The 9 nutrients that Stigler's diet took into consideration and their respective recommended daily amounts were:

Table of nutrients considered in Stigler's diet
| Nutrient | Daily Recommended Intake |
|---|---|
| Calories | 3,000 Calories |
| Protein | 70 grams |
| Calcium | .8 grams |
| Iron | 12 milligrams |
| Vitamin A | 5,000 IU |
| Thiamine (Vitamin B_{1}) | 1.8 milligrams |
| Riboflavin (Vitamin B_{2}) | 2.7 milligrams |
| Niacin | 18 milligrams |
| Ascorbic Acid (Vitamin C) | 75 milligrams |

Seven years after Stigler made his initial estimates, the development of George Dantzig's simplex algorithm made it possible to solve the problem without relying on heuristic methods.
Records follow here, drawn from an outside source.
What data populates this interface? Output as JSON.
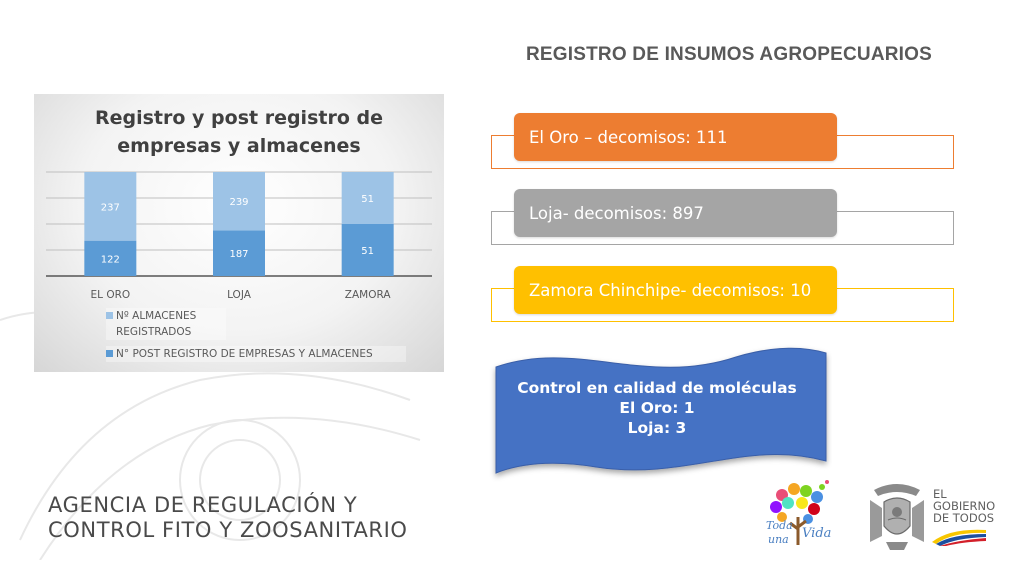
{
  "slide": {
    "title": "REGISTRO DE INSUMOS AGROPECUARIOS"
  },
  "chart": {
    "title_line1": "Registro y post registro  de",
    "title_line2": "empresas y almacenes",
    "legend": {
      "light_line1": "Nº ALMACENES",
      "light_line2": "REGISTRADOS",
      "dark": "N° POST REGISTRO DE EMPRESAS Y ALMACENES"
    }
  },
  "chart_data": {
    "type": "bar",
    "stacked": true,
    "title": "Registro y post registro  de empresas y almacenes",
    "categories": [
      "EL ORO",
      "LOJA",
      "ZAMORA"
    ],
    "series": [
      {
        "name": "N° POST REGISTRO DE EMPRESAS Y ALMACENES",
        "values": [
          122,
          187,
          51
        ],
        "color": "#5b9bd5"
      },
      {
        "name": "Nº ALMACENES REGISTRADOS",
        "values": [
          237,
          239,
          51
        ],
        "color": "#9dc3e6"
      }
    ],
    "percent_stacked": true,
    "grid": true,
    "legend_position": "bottom-left",
    "xlabel": "",
    "ylabel": ""
  },
  "info_bars": [
    {
      "label": "El Oro – decomisos: 111",
      "color": "#ed7d31"
    },
    {
      "label": "Loja- decomisos: 897",
      "color": "#a5a5a5"
    },
    {
      "label": "Zamora Chinchipe- decomisos: 10",
      "color": "#ffc000"
    }
  ],
  "banner": {
    "line1": "Control en calidad de moléculas",
    "line2": "El Oro: 1",
    "line3": "Loja: 3",
    "color": "#4472c4"
  },
  "footer": {
    "agency_line1": "AGENCIA DE REGULACIÓN Y",
    "agency_line2": "CONTROL FITO Y ZOOSANITARIO",
    "toda_logo_text": "Toda una Vida",
    "gov_line1": "EL",
    "gov_line2": "GOBIERNO",
    "gov_line3": "DE TODOS"
  }
}
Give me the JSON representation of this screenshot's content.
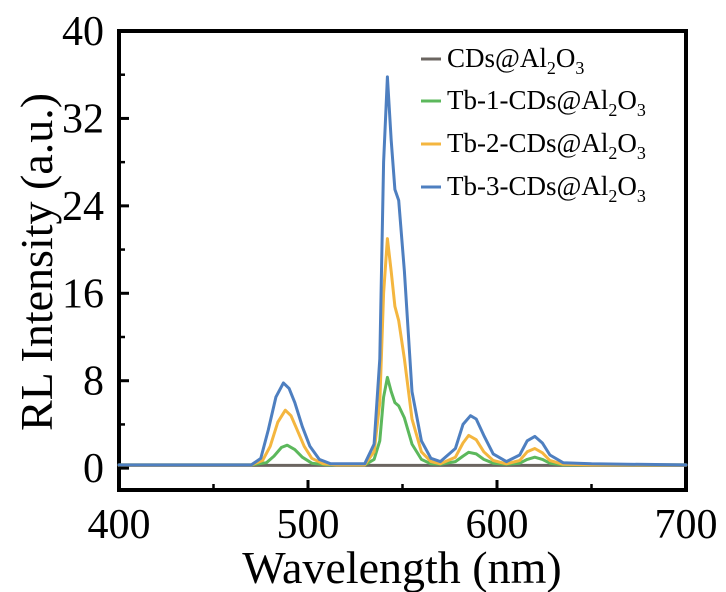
{
  "chart_data": {
    "type": "line",
    "xlabel": "Wavelength (nm)",
    "ylabel": "RL Intensity (a.u.)",
    "xlim": [
      400,
      700
    ],
    "ylim": [
      -2,
      40
    ],
    "xticks": [
      400,
      500,
      600,
      700
    ],
    "yticks": [
      0,
      8,
      16,
      24,
      32,
      40
    ],
    "xtick_labels": [
      "400",
      "500",
      "600",
      "700"
    ],
    "ytick_labels": [
      "0",
      "8",
      "16",
      "24",
      "32",
      "40"
    ],
    "grid": false,
    "legend_position": "top-right",
    "series": [
      {
        "name": "CDs@Al2O3",
        "legend": {
          "base": "CDs@Al",
          "sub1": "2",
          "mid": "O",
          "sub2": "3"
        },
        "color": "#6b6560",
        "x": [
          400,
          420,
          440,
          460,
          480,
          500,
          520,
          540,
          560,
          580,
          600,
          620,
          640,
          660,
          680,
          700
        ],
        "y": [
          0.25,
          0.25,
          0.25,
          0.25,
          0.25,
          0.25,
          0.25,
          0.25,
          0.25,
          0.25,
          0.25,
          0.25,
          0.25,
          0.25,
          0.25,
          0.25
        ]
      },
      {
        "name": "Tb-1-CDs@Al2O3",
        "legend": {
          "base": "Tb-1-CDs@Al",
          "sub1": "2",
          "mid": "O",
          "sub2": "3"
        },
        "color": "#5cb85c",
        "x": [
          400,
          470,
          478,
          482,
          486,
          489,
          493,
          497,
          502,
          510,
          530,
          535,
          538,
          540,
          542,
          544,
          546,
          548,
          551,
          555,
          560,
          565,
          570,
          578,
          582,
          585,
          589,
          593,
          598,
          605,
          612,
          616,
          620,
          624,
          628,
          635,
          650,
          700
        ],
        "y": [
          0.3,
          0.3,
          0.5,
          1.1,
          1.9,
          2.1,
          1.7,
          1.0,
          0.45,
          0.3,
          0.3,
          0.8,
          2.5,
          6.5,
          8.3,
          7.0,
          6.0,
          5.7,
          4.6,
          2.2,
          0.8,
          0.4,
          0.35,
          0.6,
          1.1,
          1.45,
          1.3,
          0.8,
          0.45,
          0.35,
          0.45,
          0.8,
          1.0,
          0.8,
          0.45,
          0.3,
          0.3,
          0.3
        ]
      },
      {
        "name": "Tb-2-CDs@Al2O3",
        "legend": {
          "base": "Tb-2-CDs@Al",
          "sub1": "2",
          "mid": "O",
          "sub2": "3"
        },
        "color": "#f4b63f",
        "x": [
          400,
          470,
          476,
          480,
          484,
          488,
          491,
          494,
          498,
          502,
          508,
          515,
          530,
          535,
          538,
          540,
          542,
          544,
          546,
          548,
          551,
          555,
          560,
          565,
          570,
          578,
          582,
          585,
          589,
          593,
          598,
          605,
          612,
          616,
          620,
          624,
          628,
          635,
          650,
          700
        ],
        "y": [
          0.3,
          0.3,
          0.7,
          2.0,
          4.2,
          5.3,
          4.8,
          3.6,
          2.0,
          0.9,
          0.4,
          0.3,
          0.3,
          1.5,
          6.0,
          16.0,
          21.0,
          18.0,
          14.8,
          13.5,
          10.0,
          4.5,
          1.5,
          0.6,
          0.4,
          1.0,
          2.3,
          3.0,
          2.6,
          1.5,
          0.7,
          0.4,
          0.7,
          1.5,
          1.8,
          1.4,
          0.7,
          0.35,
          0.3,
          0.3
        ]
      },
      {
        "name": "Tb-3-CDs@Al2O3",
        "legend": {
          "base": "Tb-3-CDs@Al",
          "sub1": "2",
          "mid": "O",
          "sub2": "3"
        },
        "color": "#4e7fc0",
        "x": [
          400,
          470,
          475,
          479,
          483,
          487,
          490,
          493,
          497,
          501,
          506,
          512,
          530,
          535,
          538,
          540,
          542,
          544,
          546,
          548,
          551,
          555,
          560,
          565,
          570,
          578,
          582,
          586,
          589,
          593,
          598,
          605,
          612,
          616,
          620,
          624,
          628,
          635,
          650,
          700
        ],
        "y": [
          0.3,
          0.3,
          0.9,
          3.5,
          6.5,
          7.8,
          7.3,
          6.0,
          3.8,
          2.0,
          0.8,
          0.4,
          0.4,
          2.2,
          10.0,
          28.0,
          35.8,
          30.0,
          25.5,
          24.5,
          18.0,
          7.0,
          2.5,
          0.9,
          0.6,
          1.8,
          4.0,
          4.8,
          4.5,
          3.0,
          1.3,
          0.6,
          1.2,
          2.5,
          2.9,
          2.3,
          1.2,
          0.5,
          0.4,
          0.3
        ]
      }
    ]
  }
}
The exact value was determined to be $39.69 (using the original 1939 data). Dantzig's algorithm describes a method of traversing the vertices of a polytope of N+1 dimensions in order to find the optimal solution to a specific situation.

In 2014, Google chef Anthony Marco devised a recipe using a similar list of ingredients (with calf liver in place of evaporated milk), called "Foie Linéaire à la Stigler"; one Google employee described it as "delicious".